Well, I suppose we’ve got a couple of years to think about a proper send-off for Peter Capaldi’s Doctor. Maybe they’ll be able to apply that old principle, “Less is more.”
Did you watch either of the Doctor Who holiday spectaculars? What did you think?

15 Responses

  1. No but I like how dedicated you are to the quality of the show. I'm excited about the series finale for Nikita on the CW. While I wished they made season 4 more than just six episodes I can't wait to see how it all ends. Let's hope they also keep the 'less is more' adage as they go out with a big story spectacular bag. Hopefully.

  2. I loved them both. I thought the crashing of elements together in the Christmas special was brilliant. They have to have outlined everything from the very beginning of the Doctor Who reboot. Almost everything was leading to this point. There were things happening behind curtains that we couldn't possibly guess, but they were all related. For years the Silence didn't really make sense, but now it makes perfect sense. "Silence will fall when the question is asked." And the Time Lords were the ones making the cracks. They had to be made by someone. Brushing the issue aside would have been nonsensical. Instead, they had a plan from the beginning (at least, that's my guess). Yes, they shoved it all in, but that's because they had always intended for them all to coincide. Mary Robinette Kowal stated on Writing Excuses that the closer to one another plot arcs are resolved, the higher the emotional effect. I think the Doctor Who writers really used that rule-of-thumb well. Anyway, Happy New Year, sir.

  3. I have not watched Doctor Who (although I did watch Torchwood), but my daughter has assured me that I will…as soon as we finish watching Supernatural. She has her priorities!

  4. I've noticed that TV seasons are getting shorter and shorter, especially the cable ones. Not necessarily a bad thing, unless you're expecting a longer season. Hope Nikita goes out well.

  5. Strangely enough, I didn't find the emotional payoff to be that great (and I like Matt Smith–I think he's done a good job as the Doctor). It was better on a second viewing (I did that last night). And I am also impressed with how some things fit together. Still, it felt like too much packed in for my liking. Just a matter of taste, I suppose. Thanks for commenting, Patrick!

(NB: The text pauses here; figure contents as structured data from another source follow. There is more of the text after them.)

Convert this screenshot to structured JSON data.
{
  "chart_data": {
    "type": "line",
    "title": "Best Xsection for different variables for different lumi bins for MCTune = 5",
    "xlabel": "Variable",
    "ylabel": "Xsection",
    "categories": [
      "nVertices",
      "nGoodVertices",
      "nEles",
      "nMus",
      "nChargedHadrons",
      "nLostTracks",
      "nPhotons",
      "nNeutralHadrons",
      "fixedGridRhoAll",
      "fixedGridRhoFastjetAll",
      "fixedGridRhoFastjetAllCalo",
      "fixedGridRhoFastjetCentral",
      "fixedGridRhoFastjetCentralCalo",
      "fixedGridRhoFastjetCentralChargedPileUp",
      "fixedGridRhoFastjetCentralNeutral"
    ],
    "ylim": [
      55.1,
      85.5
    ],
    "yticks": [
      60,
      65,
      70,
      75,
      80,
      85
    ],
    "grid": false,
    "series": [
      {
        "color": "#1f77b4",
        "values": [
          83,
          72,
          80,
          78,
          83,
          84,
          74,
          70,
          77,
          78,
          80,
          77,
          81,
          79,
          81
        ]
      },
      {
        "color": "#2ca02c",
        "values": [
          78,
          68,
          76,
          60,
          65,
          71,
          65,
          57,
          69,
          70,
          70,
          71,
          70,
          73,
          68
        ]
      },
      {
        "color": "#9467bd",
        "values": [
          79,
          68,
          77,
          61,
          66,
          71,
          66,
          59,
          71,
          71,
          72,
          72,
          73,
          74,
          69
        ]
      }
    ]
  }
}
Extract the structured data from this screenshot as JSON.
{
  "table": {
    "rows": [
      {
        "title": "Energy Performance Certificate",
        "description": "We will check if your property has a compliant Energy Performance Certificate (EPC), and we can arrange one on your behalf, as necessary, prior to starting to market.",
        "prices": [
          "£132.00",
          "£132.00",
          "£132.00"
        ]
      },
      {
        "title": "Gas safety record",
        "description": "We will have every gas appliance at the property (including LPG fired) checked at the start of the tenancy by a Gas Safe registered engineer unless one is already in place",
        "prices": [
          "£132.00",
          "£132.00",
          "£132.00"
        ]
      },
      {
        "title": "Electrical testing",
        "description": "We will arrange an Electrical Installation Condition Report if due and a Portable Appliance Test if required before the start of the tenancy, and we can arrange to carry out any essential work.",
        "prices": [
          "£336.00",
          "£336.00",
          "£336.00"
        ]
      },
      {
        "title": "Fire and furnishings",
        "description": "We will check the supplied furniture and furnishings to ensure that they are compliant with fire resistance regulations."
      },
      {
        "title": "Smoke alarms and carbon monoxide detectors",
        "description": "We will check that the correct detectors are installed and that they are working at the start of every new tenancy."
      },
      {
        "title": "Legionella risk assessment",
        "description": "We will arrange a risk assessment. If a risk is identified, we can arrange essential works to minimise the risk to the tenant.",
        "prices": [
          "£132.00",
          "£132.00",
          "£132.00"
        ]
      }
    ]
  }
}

  6. I don't watch Supernatural, but my daughter is nuts about it. Where will she be starting you on Doctor Who? All the way at the beginning, or somewhere else? (I started with the Christopher Eccleston Doctor, 2005)

  7. Not all the way to the beginning, that much I know. I think she said the Dr. where Captain Jack appears (I like Captain Jack). I'm not holding my breath for it, though. Every season we seem to have a couple of years of Supernatural to watch (since the show is still on the air) and we don't seem to be gaining any ground! Finding time we're both free hasn't been easy.

  8. I enjoyed both but feel the regeneration went on far too long. There were a few nice moments were it could have happened, but didn't (during the dialogue). It didn't have the same "end of an era" feel that Tennant had and Matt deserved.

    The 50th though was a fantastic story will some really great acting too.

  9. It's funny, Eleven had that 'reset' after unleashing all that regeneration energy, but I don't recall the others really getting that. Well, had to give him his farewell moment.

    I agree with you on the 50th. Thanks for commenting!